The nativity story according to the Gospel of St. Luke does not mention snow, or stars - but “The Snow Lay on the Ground” does, right there in the first line.
Like so many hymns, “The Snow Lay on the Ground” sings the church’s imagination of the story - it’s full details not there in the biblical text. Christians are always doing this - valuing not just the Scriptures, but also valuing the ways the church has embroidered the Scriptures over time. We especially have embroidered the Christmas story. In the church’s Christmas songs, we add to the nativity scene a little drummer boy who plays his best for the infant; we give the angels harps of gold; we sing our way to the bleak midwinter when frosty wind made moan - there’s no moaning wind in the Gospel according to St. Luke.

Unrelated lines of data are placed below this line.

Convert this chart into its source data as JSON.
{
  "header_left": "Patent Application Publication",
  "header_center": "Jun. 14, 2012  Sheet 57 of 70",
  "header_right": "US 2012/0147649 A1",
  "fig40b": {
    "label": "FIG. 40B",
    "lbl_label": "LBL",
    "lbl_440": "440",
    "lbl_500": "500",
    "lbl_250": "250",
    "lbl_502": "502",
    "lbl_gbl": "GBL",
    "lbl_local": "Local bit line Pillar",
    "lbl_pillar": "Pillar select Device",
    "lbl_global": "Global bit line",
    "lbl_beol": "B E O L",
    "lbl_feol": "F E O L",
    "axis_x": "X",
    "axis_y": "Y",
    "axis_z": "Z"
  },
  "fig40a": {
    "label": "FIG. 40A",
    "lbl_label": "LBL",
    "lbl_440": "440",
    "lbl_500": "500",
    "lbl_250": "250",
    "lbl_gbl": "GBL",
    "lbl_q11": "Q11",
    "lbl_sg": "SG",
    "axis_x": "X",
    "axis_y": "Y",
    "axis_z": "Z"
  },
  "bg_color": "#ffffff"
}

We add all these things because the birth of Jesus is one of our pivotal moments and pivotal moments attract all the energy we’ve got. Pivotal moments inspire us to a cornucopia of literary and musical and visual representation. And we add all these things becuase all these things, all this thing’d context — animals and harps and snow — constitute the very world Jesus comes into, thing’d himself; flesh himself.
His presence in the flesh world transfigures everything, and we want to represent in our hymns and our art how all the cosmos becomes centered upon the flesh of this one baby. “The Snow Lay on the Ground” begins with snow and stars because he’s born into an already adoring universe.

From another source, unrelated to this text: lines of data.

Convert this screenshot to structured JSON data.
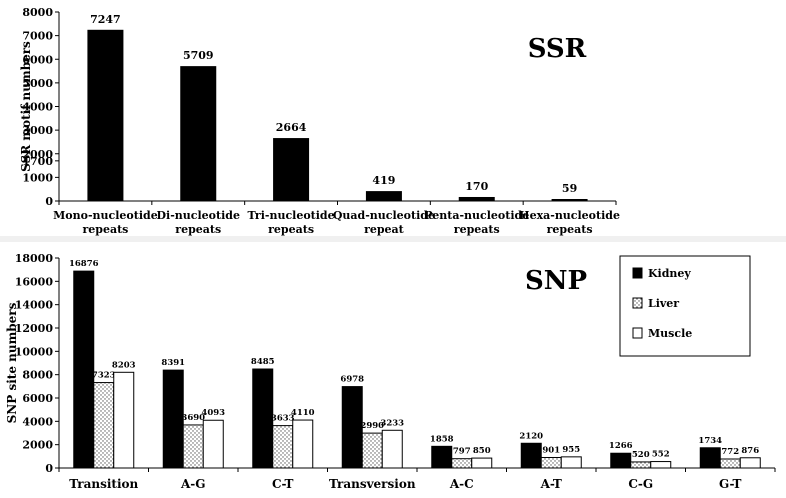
{
  "chart_data": [
    {
      "type": "bar",
      "title": "SSR",
      "xlabel": "",
      "ylabel": "SSR motif numbers",
      "ylim": [
        0,
        8000
      ],
      "yticks": [
        0,
        1000,
        1700,
        2000,
        3000,
        4000,
        5000,
        6000,
        7000,
        8000
      ],
      "categories": [
        [
          "Mono-nucleotide",
          "repeats"
        ],
        [
          "Di-nucleotide",
          "repeats"
        ],
        [
          "Tri-nucleotide",
          "repeats"
        ],
        [
          "Quad-nucleotide",
          "repeat"
        ],
        [
          "Penta-nucleotide",
          "repeats"
        ],
        [
          "Hexa-nucleotide",
          "repeats"
        ]
      ],
      "values": [
        7247,
        5709,
        2664,
        419,
        170,
        59
      ],
      "grid": false,
      "legend": null
    },
    {
      "type": "bar",
      "title": "SNP",
      "xlabel": "",
      "ylabel": "SNP site numbers",
      "ylim": [
        0,
        18000
      ],
      "yticks": [
        0,
        2000,
        4000,
        6000,
        8000,
        10000,
        12000,
        14000,
        16000,
        18000
      ],
      "categories": [
        "Transition",
        "A-G",
        "C-T",
        "Transversion",
        "A-C",
        "A-T",
        "C-G",
        "G-T"
      ],
      "series": [
        {
          "name": "Kidney",
          "fill": "solid-black",
          "values": [
            16876,
            8391,
            8485,
            6978,
            1858,
            2120,
            1266,
            1734
          ]
        },
        {
          "name": "Liver",
          "fill": "dotted",
          "values": [
            7323,
            3690,
            3633,
            2990,
            797,
            901,
            520,
            772
          ]
        },
        {
          "name": "Muscle",
          "fill": "white",
          "values": [
            8203,
            4093,
            4110,
            3233,
            850,
            955,
            552,
            876
          ]
        }
      ],
      "value_labels": [
        [
          "16876",
          "7323",
          "8203"
        ],
        [
          "8391",
          "3690",
          "4093"
        ],
        [
          "8485",
          "3633",
          "4110"
        ],
        [
          "6978",
          "2990",
          "3233"
        ],
        [
          "1858",
          "797",
          "850"
        ],
        [
          "2120",
          "901",
          "955"
        ],
        [
          "1266",
          "520",
          "552"
        ],
        [
          "1734",
          "772",
          "876"
        ]
      ],
      "grid": false,
      "legend": "top-right"
    }
  ],
  "colors": {
    "bar_black": "#000000",
    "axis": "#000000",
    "background": "#ffffff"
  }
}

And the animals! The oxen and ass shared a roof with them - there are no oxen or asses in Luke’s account, though since at least the 4th century, the church has been placing them there. The animals show, again, that the entirety of the cosmos is recentered, refocused by the incarnation. It’s interesting, though, that it’s so often an ox and an ass - and maybe some birds. The hymn doesn’t say ‘all the animals of the vicinity’ shared a roof. Our hymn doesn’t sing us up any pigs—pigs with whom the prodigal son was living when he’d sunk to his lowest; pigs who figure in the biblical idiom for wastefulness (“cast your pearls before swine”). I don’t know of any swine at the manger, in any hymns, or snakes either for that matter. Jesus comes to heal the whole of the cosmos, but it is we who do the embroidering, and there are bits we we have a hard time embroidering in.

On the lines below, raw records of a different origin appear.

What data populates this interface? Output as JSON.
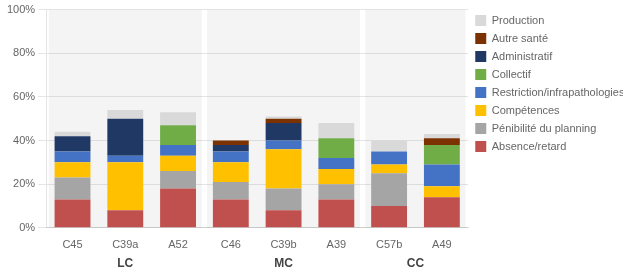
{
  "chart_data": {
    "type": "bar",
    "stacked": true,
    "grid": true,
    "legend": "right",
    "categories": [
      "C45",
      "C39a",
      "A52",
      "C46",
      "C39b",
      "A39",
      "C57b",
      "A49"
    ],
    "groups": [
      {
        "name": "LC",
        "categories": [
          "C45",
          "C39a",
          "A52"
        ]
      },
      {
        "name": "MC",
        "categories": [
          "C46",
          "C39b",
          "A39"
        ]
      },
      {
        "name": "CC",
        "categories": [
          "C57b",
          "A49"
        ]
      }
    ],
    "series": [
      {
        "name": "Absence/retard",
        "color": "#C0504D",
        "values": [
          0.13,
          0.08,
          0.18,
          0.13,
          0.08,
          0.13,
          0.1,
          0.14
        ]
      },
      {
        "name": "Pénibilité du planning",
        "color": "#A5A5A5",
        "values": [
          0.1,
          0.0,
          0.08,
          0.08,
          0.1,
          0.07,
          0.15,
          0.0
        ]
      },
      {
        "name": "Compétences",
        "color": "#FFC000",
        "values": [
          0.07,
          0.22,
          0.07,
          0.09,
          0.18,
          0.07,
          0.04,
          0.05
        ]
      },
      {
        "name": "Restriction/infrapathologies",
        "color": "#4472C4",
        "values": [
          0.05,
          0.03,
          0.05,
          0.05,
          0.04,
          0.05,
          0.06,
          0.1
        ]
      },
      {
        "name": "Collectif",
        "color": "#70AD47",
        "values": [
          0.0,
          0.0,
          0.09,
          0.0,
          0.0,
          0.09,
          0.0,
          0.09
        ]
      },
      {
        "name": "Administratif",
        "color": "#1F3864",
        "values": [
          0.07,
          0.17,
          0.0,
          0.03,
          0.08,
          0.0,
          0.0,
          0.0
        ]
      },
      {
        "name": "Autre santé",
        "color": "#7B3200",
        "values": [
          0.0,
          0.0,
          0.0,
          0.02,
          0.02,
          0.0,
          0.0,
          0.03
        ]
      },
      {
        "name": "Production",
        "color": "#D9D9D9",
        "values": [
          0.02,
          0.04,
          0.06,
          0.0,
          0.01,
          0.07,
          0.05,
          0.02
        ]
      }
    ],
    "ylim": [
      0,
      1.0
    ],
    "yticks": [
      {
        "value": 0,
        "label": "0%"
      },
      {
        "value": 0.2,
        "label": "20%"
      },
      {
        "value": 0.4,
        "label": "40%"
      },
      {
        "value": 0.6,
        "label": "60%"
      },
      {
        "value": 0.8,
        "label": "80%"
      },
      {
        "value": 1.0,
        "label": "100%"
      }
    ]
  }
}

The hymn tells us, too, that Jesus is born into a family - it sings of his family and goes beyond Scripture in naming his grandmother, Anne, who is nowhere named in the Bible. We also get Jesus’ earthly father:
Saint Joseph, too, was by
To tend the Child;
To guard him, and protect
His mother mild;
That “too” is really revealing - “St. Joseph, too, was by.” It sounds like the hymn-writer really had to work at finding a way to mention Joseph and this was the best the writer could come up with. Joseph is at first given a typically feminine-scripted role - tending the child. That is, the hymn seems to be suggesting that this Jesus will not only come into and transform the cosmos, the stars and the snow and the oxen - Jesus will even, immediately, transform the social order; Jesus will undercut the things we think we know about, in this case, the roles men and women are supposed to play in the family. But then the hymn undercuts its own undercutting, next depicting Joseph doing something typically masculine, guarding and protecting. The hymn-writer can’t quite get there, just as the hymn writer can’t quite get to the pig. Jesus may upend the social order but we’re only halfway to figuring out what that upending means. Or maybe a quarter of the way.